What would be the real cost of inoculating every Indian with COVID-19 vaccine and what are the challenges?
The kind of indicator pricing that I have heard is that most of these vaccines are double dose vaccines, which means one has to take a dose in three weeks apart, or four weeks apart, and they're estimating each dose will cost between $3 – $4 a dose. Let's assume it’s Rs 200 per dose. It means that two doses will cost you Rs 400, but that's just the vaccine. Then you will need the syringes, you will need the needles, you will need healthcare practitioners who can inject people. That’s the big challenge.

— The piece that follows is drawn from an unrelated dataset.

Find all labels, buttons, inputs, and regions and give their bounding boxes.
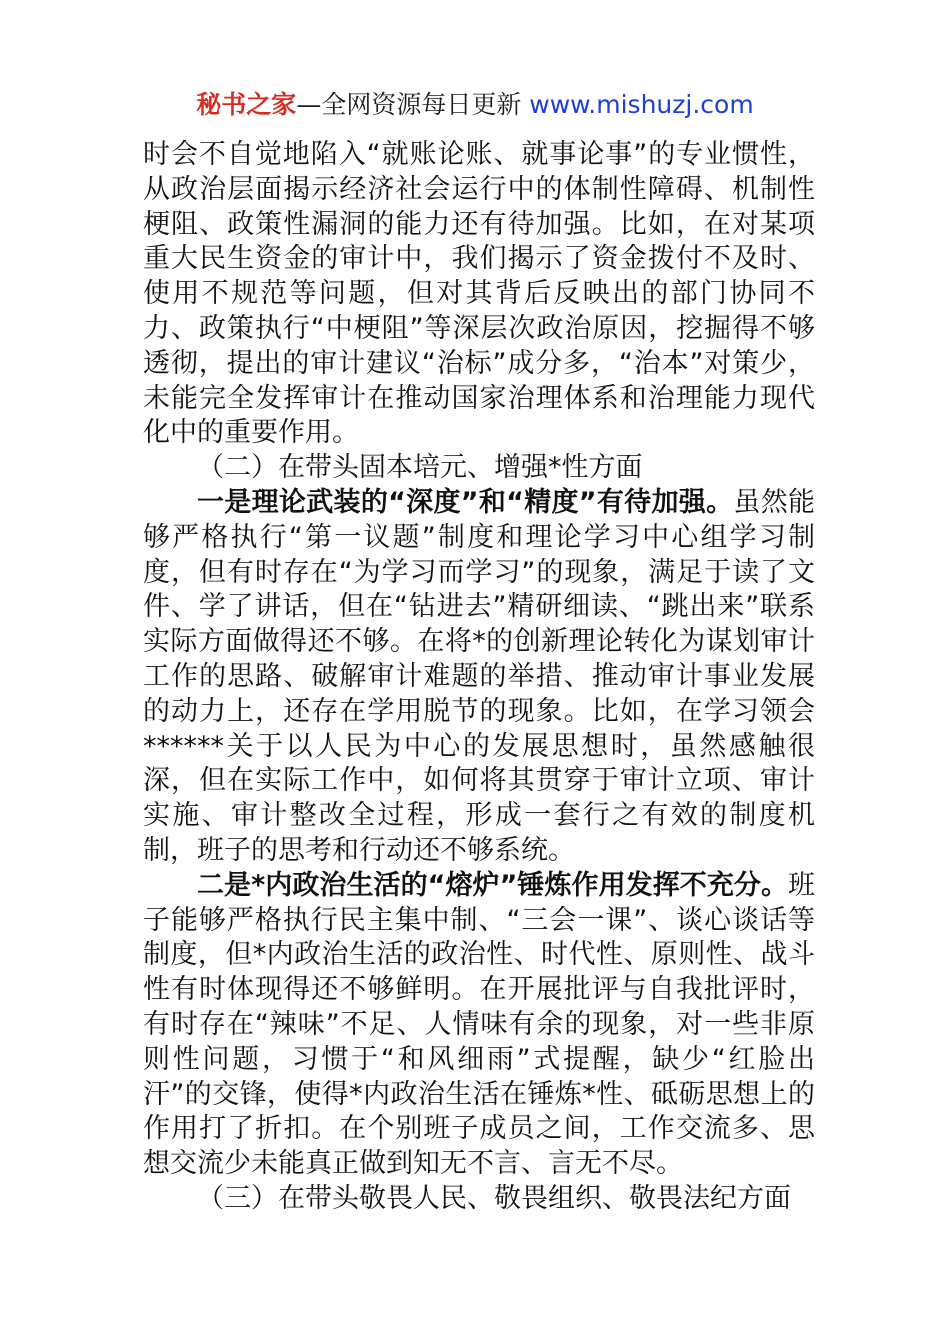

Right?
It costs you at least Rs 500 per patient, if you don't add any administrative costs. That's what is going to cost you per person. Now, it has to be done on a mega scale. How are you going to map out the vaccination? How are you going to basically ensure that you have the cold-chain logistics? I understand the Ministry of Health has actually started the whole planning exercise and they’ve done a very elaborate exercise.
Whether it’s going to cost Rs 80,000 crore or 50,000 crore is anyone's imagination because it all depends on how many people we do vaccinate. Not everybody might be willing to get vaccinated. For instance, the last week we heard that the sero prevalence in many parts of the country is as high as 40 percent.
So it is going to cost us a lot and I would imagine the cost of at least minimum Rs 50,000 crore. But I think the government can answer that question more than I can and I think what will happen is the state governments will also have to pick up the tab.
What kind of role does the private sector, in general, and Biocon, in particular, can play in distribution and administration of the vaccine?
I've been recommending to the government that corporates should inoculate their own employees, but you should allow them to use CSR funds to do that and claim it over years. I think the support that a private sector can give is in the logistics. We do have cold-chain logistics going into villages, because of supplying insulin and such products. That's the kind of support we can provide. The government worked it out quite well to carry out such a large-scale vaccination even though that was not in injections, but they have transported vaccines on a large scale, although that was not meant for adult vaccination programmes, which is much larger than what they are used to. But having said that, the Health Ministry is in a state of preparation for mega-scale vaccinations.
They (Health Ministry) are basically talking about starting with 10 million, then maybe 50 million, and 100 million. So by the end of 2021, they expect that the vaccination programme will be at a very mega scale.